I'm trying to prove that that the naturality squares commute for the natural transformation $\epsilon F$ defined by $(\epsilon F)_A=\epsilon_{F(A)}:FGF(A)\to F(A)$ where $\epsilon$ is the counit of adjunction between $F$ and $G$ ($F$ on the left and $G$ on the right). So I need to prove that for any arrow $f:A\to A'$ in the domain category of $F$, the following square commutes
The only idea I had is to use the commutativity of the naturality squares for $\epsilon_X$:
But I don't see how to do it. Applying $F$ to this diagram wouldn't make any sense. I could consider a diagram with vertical arrows $GF(X)\to X$ with $X=A,A'$ and apply $F$ but that diagram doesn't make sense to me, why would it be commutative (the naturality squares for the unit of adjunction $\eta$ should go in the opposite direction)?
How to proceed?
Your first naturality square is just your second square applied at the morphism $\alpha = F(f): F(A) \rightarrow F(A')$.
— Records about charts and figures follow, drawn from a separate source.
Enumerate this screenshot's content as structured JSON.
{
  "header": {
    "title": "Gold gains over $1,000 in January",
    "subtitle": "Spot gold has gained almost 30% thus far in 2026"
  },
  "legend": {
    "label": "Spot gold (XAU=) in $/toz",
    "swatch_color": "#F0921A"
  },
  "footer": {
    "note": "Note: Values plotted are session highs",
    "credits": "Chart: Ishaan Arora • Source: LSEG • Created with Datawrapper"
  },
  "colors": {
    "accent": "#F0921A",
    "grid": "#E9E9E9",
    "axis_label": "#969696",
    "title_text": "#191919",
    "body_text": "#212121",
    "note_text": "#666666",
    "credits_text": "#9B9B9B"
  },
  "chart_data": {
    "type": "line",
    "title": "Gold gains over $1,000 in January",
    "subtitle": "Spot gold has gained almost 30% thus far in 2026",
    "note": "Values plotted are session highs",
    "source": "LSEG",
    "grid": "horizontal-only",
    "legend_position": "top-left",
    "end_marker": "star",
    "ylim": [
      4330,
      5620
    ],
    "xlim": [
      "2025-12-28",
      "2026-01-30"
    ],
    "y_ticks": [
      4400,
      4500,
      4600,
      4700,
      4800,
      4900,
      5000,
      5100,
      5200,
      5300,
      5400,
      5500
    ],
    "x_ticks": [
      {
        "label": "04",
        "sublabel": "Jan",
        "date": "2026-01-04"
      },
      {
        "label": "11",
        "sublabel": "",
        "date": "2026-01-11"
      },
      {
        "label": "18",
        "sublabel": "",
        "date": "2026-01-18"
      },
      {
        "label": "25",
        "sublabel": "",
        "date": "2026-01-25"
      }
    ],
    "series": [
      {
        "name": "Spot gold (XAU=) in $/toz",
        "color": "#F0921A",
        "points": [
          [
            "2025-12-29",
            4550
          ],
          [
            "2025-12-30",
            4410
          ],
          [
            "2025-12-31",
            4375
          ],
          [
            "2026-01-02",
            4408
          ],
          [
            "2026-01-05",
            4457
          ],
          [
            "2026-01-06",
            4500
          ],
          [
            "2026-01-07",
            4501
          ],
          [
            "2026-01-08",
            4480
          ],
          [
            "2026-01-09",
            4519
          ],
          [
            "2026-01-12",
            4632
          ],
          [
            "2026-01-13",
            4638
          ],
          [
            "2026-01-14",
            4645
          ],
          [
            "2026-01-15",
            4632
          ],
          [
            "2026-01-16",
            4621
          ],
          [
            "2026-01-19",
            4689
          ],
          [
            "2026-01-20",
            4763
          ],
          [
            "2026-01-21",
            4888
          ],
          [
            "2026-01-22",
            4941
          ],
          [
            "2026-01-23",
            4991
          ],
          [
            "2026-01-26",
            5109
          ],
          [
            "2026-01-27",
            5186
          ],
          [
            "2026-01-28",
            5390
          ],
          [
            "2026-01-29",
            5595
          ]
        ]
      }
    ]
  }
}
That is, the naturality square for $\epsilon$ commutes for every morphism $\alpha$ in the source category of $G$. $F(f)$ is one specific morphism in the source category of $G$, so we can substitute it in as a possible $\alpha$ and get a commuting square.
This works for all $f:A \rightarrow A'$, so we get all the commuting squares we need for a natural transformation $FGF \Rightarrow F$.